Personal information
- Full name: Wilfred William John Marriott
- Born: 11 April 1994 (age 32) Westminster, London, England
- Batting: Right-handed
- Bowling: Right-arm off break

Domestic team information
- 2013–2014: Oxford MCCU

Career statistics
| Competition | First-class |
| Matches | 3 |
| Runs scored | 139 |
| Batting average | 34.75 |
| 100s/50s | –/1 |
| Top score | 81 |
| Balls bowled | 54 |
| Wickets | 0 |
| Bowling average | – |
| 5 wickets in innings | – |
| 10 wickets in match | – |
| Best bowling | – |
| Catches/stumpings | –/– |
- Source: Cricinfo, 15 July 2020

= Wilfred Marriott =

English cricketer

Wilfred William John Marriott (born 11 April 1994) is an English former first-class cricketer.
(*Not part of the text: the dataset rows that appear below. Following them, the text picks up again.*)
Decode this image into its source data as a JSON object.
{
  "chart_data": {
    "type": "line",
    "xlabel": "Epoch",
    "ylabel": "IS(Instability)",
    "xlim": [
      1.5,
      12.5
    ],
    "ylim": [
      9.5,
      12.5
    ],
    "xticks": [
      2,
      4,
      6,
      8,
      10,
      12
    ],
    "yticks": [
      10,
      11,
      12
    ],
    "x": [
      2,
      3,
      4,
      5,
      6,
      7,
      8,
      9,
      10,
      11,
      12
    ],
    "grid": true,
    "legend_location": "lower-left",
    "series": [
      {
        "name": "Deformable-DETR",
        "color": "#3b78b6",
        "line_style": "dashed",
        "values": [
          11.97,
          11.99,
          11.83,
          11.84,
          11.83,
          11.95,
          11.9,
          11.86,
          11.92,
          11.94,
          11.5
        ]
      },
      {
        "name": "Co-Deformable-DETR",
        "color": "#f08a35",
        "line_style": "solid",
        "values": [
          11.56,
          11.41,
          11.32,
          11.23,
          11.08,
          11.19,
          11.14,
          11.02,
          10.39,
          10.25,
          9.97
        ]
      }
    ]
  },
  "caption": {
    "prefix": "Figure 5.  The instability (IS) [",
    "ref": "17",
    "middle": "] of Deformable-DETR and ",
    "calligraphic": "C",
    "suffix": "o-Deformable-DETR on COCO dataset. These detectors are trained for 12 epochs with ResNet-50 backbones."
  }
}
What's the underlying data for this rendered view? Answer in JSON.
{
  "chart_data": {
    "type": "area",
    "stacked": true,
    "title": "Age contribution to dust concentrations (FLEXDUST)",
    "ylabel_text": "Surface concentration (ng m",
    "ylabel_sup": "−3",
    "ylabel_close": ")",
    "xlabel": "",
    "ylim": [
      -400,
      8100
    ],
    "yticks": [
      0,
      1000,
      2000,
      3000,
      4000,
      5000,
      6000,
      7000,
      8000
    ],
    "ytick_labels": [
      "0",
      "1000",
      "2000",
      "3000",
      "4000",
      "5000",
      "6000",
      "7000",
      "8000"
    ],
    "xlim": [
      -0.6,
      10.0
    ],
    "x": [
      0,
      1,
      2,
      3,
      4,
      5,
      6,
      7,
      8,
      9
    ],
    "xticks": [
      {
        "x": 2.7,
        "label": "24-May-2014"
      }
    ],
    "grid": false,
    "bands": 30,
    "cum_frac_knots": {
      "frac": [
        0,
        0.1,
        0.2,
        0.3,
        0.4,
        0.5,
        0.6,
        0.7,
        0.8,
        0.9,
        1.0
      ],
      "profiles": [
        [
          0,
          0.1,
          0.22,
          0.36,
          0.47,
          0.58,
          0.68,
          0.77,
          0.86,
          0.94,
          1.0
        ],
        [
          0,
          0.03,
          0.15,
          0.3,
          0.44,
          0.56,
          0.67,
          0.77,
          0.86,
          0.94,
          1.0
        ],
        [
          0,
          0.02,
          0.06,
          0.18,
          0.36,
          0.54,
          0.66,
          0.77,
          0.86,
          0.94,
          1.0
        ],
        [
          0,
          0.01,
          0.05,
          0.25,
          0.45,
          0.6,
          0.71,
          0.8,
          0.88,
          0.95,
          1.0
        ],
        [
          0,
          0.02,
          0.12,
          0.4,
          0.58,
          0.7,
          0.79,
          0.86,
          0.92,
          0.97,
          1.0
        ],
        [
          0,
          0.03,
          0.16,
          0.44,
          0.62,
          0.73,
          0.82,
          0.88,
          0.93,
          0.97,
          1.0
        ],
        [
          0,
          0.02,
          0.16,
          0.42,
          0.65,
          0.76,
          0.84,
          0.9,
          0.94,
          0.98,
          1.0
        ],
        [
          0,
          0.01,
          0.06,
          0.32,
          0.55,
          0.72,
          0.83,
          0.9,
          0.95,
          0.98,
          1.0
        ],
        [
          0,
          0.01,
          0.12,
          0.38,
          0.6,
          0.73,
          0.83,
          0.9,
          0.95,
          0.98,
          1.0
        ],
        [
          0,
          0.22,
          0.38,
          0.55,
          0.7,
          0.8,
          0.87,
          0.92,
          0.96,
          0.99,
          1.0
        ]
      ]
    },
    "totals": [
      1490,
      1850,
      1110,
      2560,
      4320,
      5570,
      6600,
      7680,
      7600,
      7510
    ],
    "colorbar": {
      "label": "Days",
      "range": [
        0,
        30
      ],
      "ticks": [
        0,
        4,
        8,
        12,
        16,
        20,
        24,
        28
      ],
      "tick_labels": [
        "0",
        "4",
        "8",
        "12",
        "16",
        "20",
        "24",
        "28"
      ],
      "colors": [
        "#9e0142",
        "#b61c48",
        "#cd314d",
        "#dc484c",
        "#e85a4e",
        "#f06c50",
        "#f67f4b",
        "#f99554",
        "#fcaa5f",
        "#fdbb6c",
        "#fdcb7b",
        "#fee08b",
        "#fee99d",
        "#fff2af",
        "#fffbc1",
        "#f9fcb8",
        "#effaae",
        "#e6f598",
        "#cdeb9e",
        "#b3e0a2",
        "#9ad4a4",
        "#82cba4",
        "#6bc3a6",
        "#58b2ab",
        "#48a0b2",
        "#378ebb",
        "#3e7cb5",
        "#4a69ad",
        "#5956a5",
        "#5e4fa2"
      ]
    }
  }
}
The son of Harry Marriott and The Hon. Dinah Lilian Douglas-Home, he was born at Westminster in April 1994. His grandfather was William Douglas Home, the brother of Alec Douglas-Home, the former Prime Minister of the United Kingdom. Marriott was educated at Radley College, before going up to Oxford Brookes University. While studying at Oxford Brookes, he played first-class cricket for Oxford UCCE and MCCU in 2013 and 2014, making three appearances against Worcestershire, Nottinghamshire and Warwickshire. He scored 139 runs in his three matches, at an average of 34.75 and with a high score of 81, his only first-class half century.